DAİŞ SALDIRILARINDA KESKİN BİR ARTIŞ VAR

Gazze’deki savaş nedeniyle bölgedeki güçler arasındaki gerilimin ve askeri operasyonların daha da yoğunlaştığının ifade edildiği raporda, “İsrail'in Suriye’deki İranlı yetkilileri ve İran adına hareket eden kişileri hedef alan hava saldırılarının sayısının artması ve İran’a bağlı grupların ABD üslerine yönelik saldırıları da bölgesel gerilimin daha da tırmanacağı endişelerini arttırmıştır” denildi. Raporda aynı şekilde DAİŞ tarafından gerçekleştirilen saldırılarında keskin bir şekilde arttığına vurgu yapıldı.

İŞGAL ALTINDAKİ BÖLGELERDE AĞIR SUÇLAR İŞLENİYOR

Türk devletinin işgali altındaki bölgelerde yaşanan hak ihlallerine de ayrıntılı bir şekilde yer verilen raporda, şunlar kaydedildi: “Suriye Milli Ordusu (SMO), Sultan Süleyman Şah Tugayı ve Sultan Murad Tümeni gibi gruplar tarafından tutuklama, şiddet, zorla mala el koyma, gasp gibi hukuksuzluklar işlenmeye devam etmiştir. Suriye Hükümeti ve Özerk Yönetim kontrolündeki bölgelerden SMO kontörlündeki bölgelerine gelen Kürt ve Arap kadın ve erkekler rutin bir şekilde gözaltına alındı ve Demokratik Suriye Güçleri (QSD) ile bağlantılı oldukları iddiasıyla yargılandı.”

Türk devletinin işgali altındaki bölgelerde işkence, kötü muamele ve cinsel ve toplumsal cinsiyete dayalı şiddetin ağır bir şekilde devam ettiğinin altı çizildiği raporda, “Raporlama dönemi boyunca, Efrîn, Cindirêsê, Serêkaniyê ve birçok askeri ve polis merkezlerinde boru ve kablolarla dayak olmak üzere birçok işkence yöntemi belgelenmiştir.
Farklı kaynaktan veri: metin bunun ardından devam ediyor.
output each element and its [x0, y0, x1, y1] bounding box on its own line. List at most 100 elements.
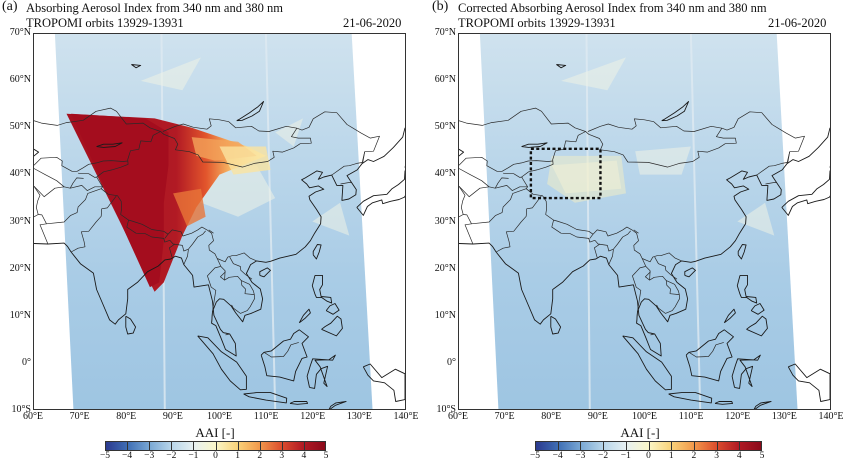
colorbar-tick-mark: [671, 441, 673, 451]
colorbar-tick-mark: [557, 441, 559, 451]
country-border: [216, 258, 256, 314]
coastline: [325, 303, 340, 315]
colorbar-tick-mark: [171, 441, 173, 451]
coastline: [556, 64, 567, 69]
coastline: [661, 101, 690, 122]
coastline: [622, 335, 672, 391]
coastline: [236, 101, 265, 122]
coastline: [328, 401, 347, 409]
country-border: [688, 342, 724, 358]
country-border: [654, 256, 678, 280]
colorbar-tick: 3: [714, 451, 719, 461]
longitude-tick: 100°E: [206, 411, 233, 422]
latitude-tick: 60°N: [9, 74, 31, 86]
colorbar-tick: 4: [736, 451, 742, 461]
country-border: [241, 280, 255, 295]
country-border: [207, 266, 221, 324]
aai-map[interactable]: [34, 34, 405, 409]
colorbar-tick: 5: [759, 451, 765, 461]
coastline: [259, 267, 271, 278]
colorbar-label: AAI [-]: [195, 425, 235, 440]
latitude-tick: 30°N: [434, 215, 456, 227]
panel-b: (b) Corrected Absorbing Aerosol Index fr…: [425, 0, 850, 465]
country-border: [183, 249, 189, 265]
orbit-edge: [264, 34, 277, 409]
coastline: [684, 267, 696, 278]
longitude-tick: 130°E: [346, 411, 372, 422]
coastline: [289, 401, 309, 405]
coastline: [753, 401, 772, 409]
longitude-tick: 70°E: [69, 411, 90, 422]
coastline: [521, 142, 548, 148]
colorbar-tick-mark: [580, 441, 582, 451]
coastline: [125, 315, 137, 335]
coastline: [70, 127, 405, 357]
colorbar-tick: −5: [529, 451, 541, 461]
longitude-tick: 100°E: [631, 411, 658, 422]
cloud-patch: [635, 146, 691, 175]
longitude-tick: 120°E: [300, 411, 326, 422]
latitude-tick: 70°N: [434, 27, 456, 38]
colorbar-tick-mark: [237, 441, 239, 451]
colorbar-tick: −1: [620, 451, 631, 461]
cloud-patch: [561, 57, 626, 91]
longitude-tick: 110°E: [253, 411, 279, 422]
map-frame[interactable]: [33, 33, 406, 410]
cloud-patch: [312, 202, 350, 236]
country-border: [220, 271, 226, 281]
latitude-tick: 50°N: [9, 121, 31, 133]
country-border: [503, 172, 523, 178]
coastline: [685, 329, 734, 382]
country-border: [587, 118, 722, 132]
colorbar-tick: 2: [257, 451, 263, 461]
country-border: [164, 233, 169, 239]
coastline: [746, 315, 768, 337]
country-border: [69, 177, 84, 189]
country-border: [263, 342, 299, 358]
country-border: [589, 233, 594, 239]
latitude-tick: 10°N: [9, 309, 31, 321]
country-border: [459, 214, 464, 218]
colorbar-tick: −3: [144, 451, 155, 461]
coastline: [550, 315, 562, 335]
colorbar-tick: 1: [668, 451, 674, 461]
colorbar-tick-mark: [303, 441, 305, 451]
coastline: [243, 392, 288, 404]
country-border: [471, 188, 527, 225]
colorbar-tick-mark: [281, 441, 283, 451]
country-border: [96, 176, 257, 263]
longitude-tick: 60°E: [447, 411, 469, 422]
aai-map[interactable]: [459, 34, 830, 409]
longitude-tick: 90°E: [162, 411, 183, 422]
panel-title-line2: TROPOMI orbits 13929-13931: [26, 16, 184, 30]
colorbar-tick-mark: [603, 441, 605, 451]
country-border: [666, 280, 680, 295]
longitude-tick: 140°E: [818, 411, 844, 422]
orbit-edge: [689, 34, 702, 409]
colorbar-tick: −3: [575, 451, 586, 461]
coastline: [736, 274, 758, 304]
colorbar-tick: 0: [213, 451, 218, 461]
map-frame[interactable]: [458, 33, 831, 410]
coastline: [306, 354, 336, 389]
colorbar-tick-mark: [648, 441, 650, 451]
colorbar-tick-mark: [259, 441, 261, 451]
colorbar-tick: −1: [188, 451, 199, 461]
country-border: [208, 229, 214, 234]
coastline: [362, 363, 405, 402]
high-aai-core: [71, 113, 169, 288]
panel-date: 21-06-2020: [343, 16, 402, 30]
panel-a: (a) Absorbing Aerosol Index from 340 nm …: [2, 0, 419, 461]
colorbar-tick: 5: [323, 451, 329, 461]
country-border: [229, 256, 253, 280]
latitude-tick: 10°S: [436, 404, 456, 415]
country-border: [96, 111, 380, 178]
country-border: [459, 156, 553, 172]
coastline: [731, 354, 761, 389]
country-border: [70, 195, 117, 253]
coastline: [96, 142, 123, 148]
colorbar-tick: −2: [598, 451, 609, 461]
latitude-tick: 20°N: [9, 262, 31, 274]
country-border: [162, 118, 297, 132]
coastline: [781, 170, 830, 216]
Çoğunluğu Kürt olan tutsaklara, sorgu sırasında elleri kelepçeli ve gözleri bağlıyken ağır bir şekilde işkence uygulandı. Yine gözaltına alınan bazı kadın ve erkekler başka yerlere götürülerek, Türk yetkililer tarafından sorgulandı ve işkenceye maruz kaldı” ifadeleri kullanıldı.

SAVAŞ SUÇU KAPSAMINDA

2018-2022 yılları arasında Efrîn'deki askeri polis de dahil olmak üzere, SMO gözaltı merkezlerinde cinsel ve toplumsal cinsiyete dayalı şiddet uygulandığına dair raporlar almaya devam edildiğine de dikkat çekilen raporda, bu olayların soruşturmaya devam edildiği belirtildi.

İşgal bölgelerinde gözaltındayken yaşanan ölümlere ve zorla kaybedilmelere de dikkat çekilen raporda, tutuklanan bazı kişilerin doğrudan MİT tarafından sorgulandığı ifade edildi.

SMO ve denetimindeki çete gruplarının işlediği suçlara ayrıntılı bir şekilde değinilen raporda, “SMO üyeleri savaş suçu teşkil edecek gözaltında zorla kaybetme, işkence, zalimane muamele ve tecavüz suçları işlemiştir” denildi.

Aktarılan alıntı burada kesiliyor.